Circular economy, una necessità assoluta per tutti gli stati
Il modello economico dell’Europa sta cambiando orientandosi sempre di più verso la “Circular Economy”, con la quale si cerca di ridurre al minimo l’utilizzo delle risorse naturali disponibili, ed anche la produzione di rifiuti.
Partendo dai dati sulla popolazione mondiale, che durante il secolo scorso ha visto il suo numero aumentare di 4 volte, e da quelli sul consumo di materie prime, che negli stessi anni è aumentato di 10 volte, alla luce anche delle previsioni per i prossimi anni, con la stima di un ulteriore raddoppio entro il 2030, è chiaro che sono necessarie delle modifiche.
La domanda mondiale di materie prime è in aumento a fronte di una disponibilità limitata e, inoltre, si stanno registrando impatti ambientali e costi in crescita per lo smaltimento rifiuti per cui le azioni da intraprendere, ed in parte già intraprese, sono volte alla realizzazione di prodotti di maggiore durata, e maggiormente riciclabili.
Un segnale di cambiamento importante è dato dalla prossima approvazione, che dovrebbe avvenire entro la fine del 2017, della “Direttiva europea sui rifiuti e la circular economy”.
Leggi anche: Gig economy, come fare soldi con i lavoretti
Le riforme in Italia
Il nostro paese ha già realizzato cambiamenti abbastanza radicali riguardo alla gestione dei rifiuti, dopo la riforma contenuta nel D.L. 22 del 1997, che aveva recepito le indicazioni delle direttive europee. Prima dell’entrata in vigore di quelle norme andavano dritti in discarica l’80% dei rifiuti prodotti e quello che veniva riciclato, oppure portato alla raccolta differenziata, era una percentuale minima.
Oggi invece, la percentuale di raccolta differenziata è salita al 47,6% e quella degli imballaggi ad un valore ancora maggiore, il 67%, con un conferimento di rifiuti in discarica drasticamente ridotto al 26%, e con un riciclo che interessa 14 milioni di tonnellate, con circa 5mila aziende interessate da questa attività, che danno lavoro a 120mila persone. Una attività che crea un fatturato ormai superiore a decine di miliardi di euro.
Sulla base di questi dati si può quindi affermare che il nostro Paese, che è uno tra i maggiori importatori di materie prime, può attuare al meglio la nuova Direttiva in arrivo, in modo da dare ancora maggiore slancio alla “green economy”.
Leggi anche: Green economy, l’Italia si pone con decisione nel gruppo di testa dei Paesi europei
Circular Economy, le prossime mosse
A poca distanza dalla entrata in vigore della nuova direttiva, anche l’Italia deve superare la fase dei dibattiti generici ed iniziare la preparazione sia delle “politiche” che delle misure necessarie per combattere questa sfida, basandosi proprio sugli obiettivi che vengono definiti a livello UE.

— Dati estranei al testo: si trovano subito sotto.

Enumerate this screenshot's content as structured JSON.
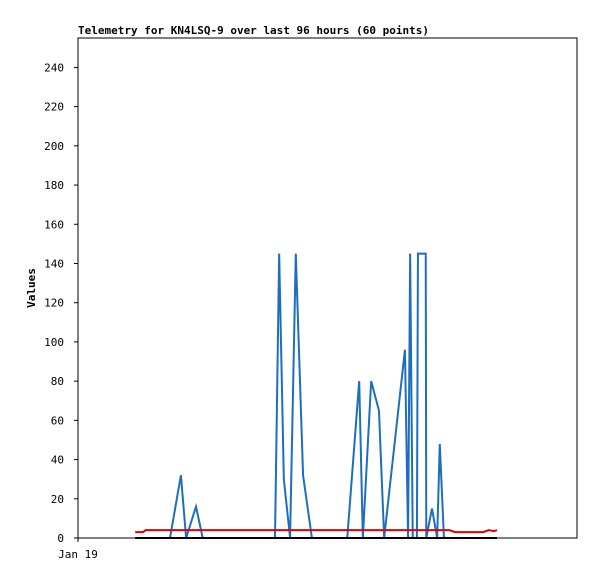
{
  "chart_data": {
    "type": "line",
    "title": "Telemetry for KN4LSQ-9 over last 96 hours (60 points)",
    "y_label": "Values",
    "xlim": [
      0,
      96
    ],
    "xticks": [
      {
        "value": 0,
        "label": "Jan 19"
      }
    ],
    "ylim": [
      0,
      255
    ],
    "yticks": [
      0,
      20,
      40,
      60,
      80,
      100,
      120,
      140,
      160,
      180,
      200,
      220,
      240
    ],
    "series": [
      {
        "color": "#1e6ebf",
        "x": [
          17.7,
          19.8,
          20.8,
          22.7,
          24.0,
          37.9,
          38.7,
          39.6,
          40.8,
          41.9,
          43.3,
          45.0,
          51.8,
          54.1,
          54.8,
          56.4,
          57.9,
          58.9,
          62.9,
          63.5,
          63.9,
          64.4,
          65.2,
          65.4,
          66.9,
          67.0,
          68.1,
          69.1,
          69.6,
          70.4
        ],
        "values": [
          0,
          32,
          0,
          16,
          0,
          0,
          145,
          30,
          0,
          145,
          32,
          0,
          0,
          80,
          0,
          80,
          65,
          0,
          96,
          0,
          145,
          0,
          0,
          145,
          145,
          0,
          15,
          0,
          48,
          0
        ]
      },
      {
        "color": "#e00000",
        "x": [
          11.0,
          12.5,
          13.0,
          71.5,
          72.5,
          78.0,
          79.0,
          80.0,
          80.6
        ],
        "values": [
          3,
          3,
          4,
          4,
          3,
          3,
          4,
          3.5,
          4
        ]
      },
      {
        "color": "#000000",
        "x": [
          11.0,
          80.6
        ],
        "values": [
          0,
          0
        ]
      }
    ]
  }
}
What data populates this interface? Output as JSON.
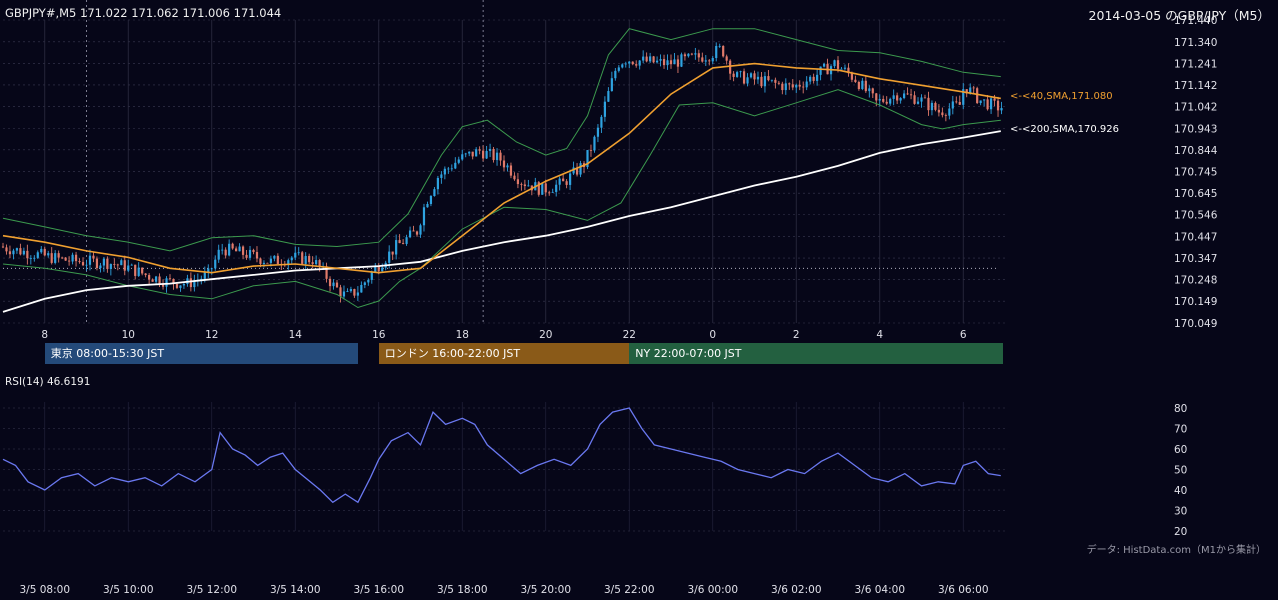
{
  "header": {
    "symbol_ohlc": "GBPJPY#,M5 171.022 171.062 171.006 171.044",
    "title": "2014-03-05 のGBP/JPY（M5）"
  },
  "colors": {
    "background": "#060618",
    "grid": "#3a3a52",
    "candle_up": "#2fa3e0",
    "candle_down": "#e07a6a",
    "bollinger": "#3c9a4e",
    "sma40": "#f0a030",
    "sma200": "#ffffff",
    "rsi": "#6a78f0",
    "tokyo": "#244a7a",
    "london": "#8a5a18",
    "ny": "#236040"
  },
  "sessions": [
    {
      "label": "東京 08:00-15:30 JST",
      "start_hour": 8.0,
      "end_hour": 15.5
    },
    {
      "label": "ロンドン 16:00-22:00 JST",
      "start_hour": 16.0,
      "end_hour": 22.0
    },
    {
      "label": "NY 22:00-07:00 JST",
      "start_hour": 22.0,
      "end_hour": 31.0
    }
  ],
  "rsi_label": "RSI(14) 46.6191",
  "sma40_label": "<-<40,SMA,171.080",
  "sma200_label": "<-<200,SMA,170.926",
  "footnote": "データ: HistData.com（M1から集計）",
  "chart_data": [
    {
      "type": "candlestick",
      "x_hour_ticks": [
        8,
        10,
        12,
        14,
        16,
        18,
        20,
        22,
        24,
        26,
        28,
        30
      ],
      "x_hour_tick_labels": [
        "8",
        "10",
        "12",
        "14",
        "16",
        "18",
        "20",
        "22",
        "0",
        "2",
        "4",
        "6"
      ],
      "y_ticks": [
        170.049,
        170.149,
        170.248,
        170.347,
        170.447,
        170.546,
        170.645,
        170.745,
        170.844,
        170.943,
        171.042,
        171.142,
        171.241,
        171.34,
        171.44
      ],
      "ylim": [
        170.049,
        171.44
      ],
      "xlim_hours": [
        7.0,
        31.0
      ],
      "reference_line_value": 170.3,
      "dashed_verticals_hours": [
        9.0,
        18.5
      ],
      "price_path": [
        [
          7.0,
          170.4
        ],
        [
          7.5,
          170.38
        ],
        [
          8.0,
          170.36
        ],
        [
          8.5,
          170.34
        ],
        [
          9.0,
          170.33
        ],
        [
          9.5,
          170.33
        ],
        [
          10.0,
          170.31
        ],
        [
          10.5,
          170.27
        ],
        [
          11.0,
          170.24
        ],
        [
          11.5,
          170.23
        ],
        [
          12.0,
          170.27
        ],
        [
          12.3,
          170.39
        ],
        [
          12.6,
          170.38
        ],
        [
          13.0,
          170.36
        ],
        [
          13.5,
          170.33
        ],
        [
          14.0,
          170.35
        ],
        [
          14.5,
          170.34
        ],
        [
          14.8,
          170.27
        ],
        [
          15.0,
          170.22
        ],
        [
          15.3,
          170.17
        ],
        [
          15.6,
          170.2
        ],
        [
          16.0,
          170.3
        ],
        [
          16.5,
          170.4
        ],
        [
          17.0,
          170.47
        ],
        [
          17.2,
          170.6
        ],
        [
          17.5,
          170.72
        ],
        [
          18.0,
          170.8
        ],
        [
          18.5,
          170.84
        ],
        [
          19.0,
          170.8
        ],
        [
          19.5,
          170.7
        ],
        [
          20.0,
          170.66
        ],
        [
          20.5,
          170.69
        ],
        [
          21.0,
          170.78
        ],
        [
          21.3,
          170.91
        ],
        [
          21.5,
          171.05
        ],
        [
          21.8,
          171.24
        ],
        [
          22.0,
          171.26
        ],
        [
          22.5,
          171.25
        ],
        [
          23.0,
          171.24
        ],
        [
          23.5,
          171.26
        ],
        [
          24.0,
          171.28
        ],
        [
          24.3,
          171.31
        ],
        [
          24.6,
          171.18
        ],
        [
          25.0,
          171.17
        ],
        [
          25.5,
          171.15
        ],
        [
          26.0,
          171.13
        ],
        [
          26.5,
          171.18
        ],
        [
          27.0,
          171.24
        ],
        [
          27.5,
          171.17
        ],
        [
          28.0,
          171.06
        ],
        [
          28.5,
          171.1
        ],
        [
          29.0,
          171.08
        ],
        [
          29.5,
          171.02
        ],
        [
          30.0,
          171.05
        ],
        [
          30.1,
          171.14
        ],
        [
          30.5,
          171.07
        ],
        [
          30.9,
          171.04
        ]
      ],
      "sma40_path": [
        [
          7.0,
          170.45
        ],
        [
          8.0,
          170.42
        ],
        [
          9.0,
          170.38
        ],
        [
          10.0,
          170.35
        ],
        [
          11.0,
          170.3
        ],
        [
          12.0,
          170.28
        ],
        [
          13.0,
          170.31
        ],
        [
          14.0,
          170.32
        ],
        [
          15.0,
          170.3
        ],
        [
          16.0,
          170.28
        ],
        [
          17.0,
          170.3
        ],
        [
          18.0,
          170.45
        ],
        [
          19.0,
          170.6
        ],
        [
          20.0,
          170.7
        ],
        [
          21.0,
          170.78
        ],
        [
          22.0,
          170.92
        ],
        [
          23.0,
          171.1
        ],
        [
          24.0,
          171.22
        ],
        [
          25.0,
          171.24
        ],
        [
          26.0,
          171.22
        ],
        [
          27.0,
          171.21
        ],
        [
          28.0,
          171.17
        ],
        [
          29.0,
          171.14
        ],
        [
          30.0,
          171.11
        ],
        [
          30.9,
          171.08
        ]
      ],
      "sma200_path": [
        [
          7.0,
          170.1
        ],
        [
          8.0,
          170.16
        ],
        [
          9.0,
          170.2
        ],
        [
          10.0,
          170.22
        ],
        [
          11.0,
          170.23
        ],
        [
          12.0,
          170.25
        ],
        [
          13.0,
          170.27
        ],
        [
          14.0,
          170.29
        ],
        [
          15.0,
          170.3
        ],
        [
          16.0,
          170.31
        ],
        [
          17.0,
          170.33
        ],
        [
          18.0,
          170.38
        ],
        [
          19.0,
          170.42
        ],
        [
          20.0,
          170.45
        ],
        [
          21.0,
          170.49
        ],
        [
          22.0,
          170.54
        ],
        [
          23.0,
          170.58
        ],
        [
          24.0,
          170.63
        ],
        [
          25.0,
          170.68
        ],
        [
          26.0,
          170.72
        ],
        [
          27.0,
          170.77
        ],
        [
          28.0,
          170.83
        ],
        [
          29.0,
          170.87
        ],
        [
          30.0,
          170.9
        ],
        [
          30.9,
          170.93
        ]
      ],
      "bb_upper_path": [
        [
          7.0,
          170.53
        ],
        [
          8.0,
          170.49
        ],
        [
          9.0,
          170.45
        ],
        [
          10.0,
          170.42
        ],
        [
          11.0,
          170.38
        ],
        [
          12.0,
          170.44
        ],
        [
          13.0,
          170.45
        ],
        [
          14.0,
          170.41
        ],
        [
          15.0,
          170.4
        ],
        [
          16.0,
          170.42
        ],
        [
          16.7,
          170.55
        ],
        [
          17.5,
          170.82
        ],
        [
          18.0,
          170.95
        ],
        [
          18.6,
          170.98
        ],
        [
          19.3,
          170.88
        ],
        [
          20.0,
          170.82
        ],
        [
          20.5,
          170.85
        ],
        [
          21.0,
          171.0
        ],
        [
          21.5,
          171.28
        ],
        [
          22.0,
          171.4
        ],
        [
          23.0,
          171.35
        ],
        [
          24.0,
          171.4
        ],
        [
          25.0,
          171.4
        ],
        [
          26.0,
          171.35
        ],
        [
          27.0,
          171.3
        ],
        [
          28.0,
          171.29
        ],
        [
          29.0,
          171.25
        ],
        [
          30.0,
          171.2
        ],
        [
          30.9,
          171.18
        ]
      ],
      "bb_lower_path": [
        [
          7.0,
          170.32
        ],
        [
          8.0,
          170.3
        ],
        [
          9.0,
          170.27
        ],
        [
          10.0,
          170.22
        ],
        [
          11.0,
          170.18
        ],
        [
          12.0,
          170.16
        ],
        [
          13.0,
          170.22
        ],
        [
          14.0,
          170.24
        ],
        [
          15.0,
          170.18
        ],
        [
          15.5,
          170.12
        ],
        [
          16.0,
          170.15
        ],
        [
          16.5,
          170.24
        ],
        [
          17.0,
          170.3
        ],
        [
          18.0,
          170.48
        ],
        [
          19.0,
          170.58
        ],
        [
          20.0,
          170.57
        ],
        [
          21.0,
          170.52
        ],
        [
          21.8,
          170.6
        ],
        [
          22.5,
          170.82
        ],
        [
          23.2,
          171.05
        ],
        [
          24.0,
          171.06
        ],
        [
          25.0,
          171.0
        ],
        [
          26.0,
          171.06
        ],
        [
          27.0,
          171.12
        ],
        [
          28.0,
          171.05
        ],
        [
          29.0,
          170.96
        ],
        [
          29.5,
          170.94
        ],
        [
          30.0,
          170.96
        ],
        [
          30.9,
          170.98
        ]
      ]
    },
    {
      "type": "line",
      "name": "RSI(14)",
      "y_ticks": [
        20,
        30,
        40,
        50,
        60,
        70,
        80
      ],
      "ylim": [
        20,
        80
      ],
      "x_time_labels": [
        "3/5 08:00",
        "3/5 10:00",
        "3/5 12:00",
        "3/5 14:00",
        "3/5 16:00",
        "3/5 18:00",
        "3/5 20:00",
        "3/5 22:00",
        "3/6 00:00",
        "3/6 02:00",
        "3/6 04:00",
        "3/6 06:00"
      ],
      "points": [
        [
          7.0,
          55
        ],
        [
          7.3,
          52
        ],
        [
          7.6,
          44
        ],
        [
          8.0,
          40
        ],
        [
          8.4,
          46
        ],
        [
          8.8,
          48
        ],
        [
          9.2,
          42
        ],
        [
          9.6,
          46
        ],
        [
          10.0,
          44
        ],
        [
          10.4,
          46
        ],
        [
          10.8,
          42
        ],
        [
          11.2,
          48
        ],
        [
          11.6,
          44
        ],
        [
          12.0,
          50
        ],
        [
          12.2,
          68
        ],
        [
          12.5,
          60
        ],
        [
          12.8,
          57
        ],
        [
          13.1,
          52
        ],
        [
          13.4,
          56
        ],
        [
          13.7,
          58
        ],
        [
          14.0,
          50
        ],
        [
          14.3,
          45
        ],
        [
          14.6,
          40
        ],
        [
          14.9,
          34
        ],
        [
          15.2,
          38
        ],
        [
          15.5,
          34
        ],
        [
          15.8,
          46
        ],
        [
          16.0,
          55
        ],
        [
          16.3,
          64
        ],
        [
          16.7,
          68
        ],
        [
          17.0,
          62
        ],
        [
          17.3,
          78
        ],
        [
          17.6,
          72
        ],
        [
          18.0,
          75
        ],
        [
          18.3,
          72
        ],
        [
          18.6,
          62
        ],
        [
          19.0,
          55
        ],
        [
          19.4,
          48
        ],
        [
          19.8,
          52
        ],
        [
          20.2,
          55
        ],
        [
          20.6,
          52
        ],
        [
          21.0,
          60
        ],
        [
          21.3,
          72
        ],
        [
          21.6,
          78
        ],
        [
          22.0,
          80
        ],
        [
          22.3,
          70
        ],
        [
          22.6,
          62
        ],
        [
          23.0,
          60
        ],
        [
          23.4,
          58
        ],
        [
          23.8,
          56
        ],
        [
          24.2,
          54
        ],
        [
          24.6,
          50
        ],
        [
          25.0,
          48
        ],
        [
          25.4,
          46
        ],
        [
          25.8,
          50
        ],
        [
          26.2,
          48
        ],
        [
          26.6,
          54
        ],
        [
          27.0,
          58
        ],
        [
          27.4,
          52
        ],
        [
          27.8,
          46
        ],
        [
          28.2,
          44
        ],
        [
          28.6,
          48
        ],
        [
          29.0,
          42
        ],
        [
          29.4,
          44
        ],
        [
          29.8,
          43
        ],
        [
          30.0,
          52
        ],
        [
          30.3,
          54
        ],
        [
          30.6,
          48
        ],
        [
          30.9,
          47
        ]
      ]
    }
  ]
}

La Circular Economy non è soltanto una normativa che riguarda i rifiuti, ma questo aspetto rimane comunque centrale, e quindi è necessario attuare delle attività preventive come, ad esempio, non incentivare l’uso dei prodotti “usa e getta” ma puntare sulla produzione di prodotti più duraturi.
Per far questo è necessario passare attraverso il riutilizzo, in particolare dei rifiuti degli imballaggi, L’obiettivo è quello di portare la percentuale del riciclo dei rifiuti fino a un minimo del 65%, con la raccolta differenziata che deve salire al 70% del totale.
Per quanto riguarda il riciclo dei materiali di imballaggio si punta a raggiungere il 75% e ad aumentare in particolare nel settore della plastica, che è tra quelli che ancora non raggiungono la sufficienza.
Un altro settore che deve aumentare la sua percentuale è quello delle apparecchiature Raee, (elettriche ed elettroniche) che dal 34%, dato del 2014, deve arrivare al 65%. Per quanto riguarda i rifiuti organici devono essere destinati alla “chimica verde”, oltre che alla produzione del biometano.
Un altro aspetto da non sottovalutare è quello della fiscalità; infatti, chi produce o chi vende prodotti che non possono essere riciclati oppure limitatamente riciclati, dovrà pagare maggiori oneri per lo smaltimento dei rifiuti che ne derivano.
Un principio che si chiama “responsabilità estesa del produttore” e che dovrà fare coppia con la destinazione degli incentivi ecologici alle aziende che dimostrano di adeguarsi completamente alla nuova direttiva.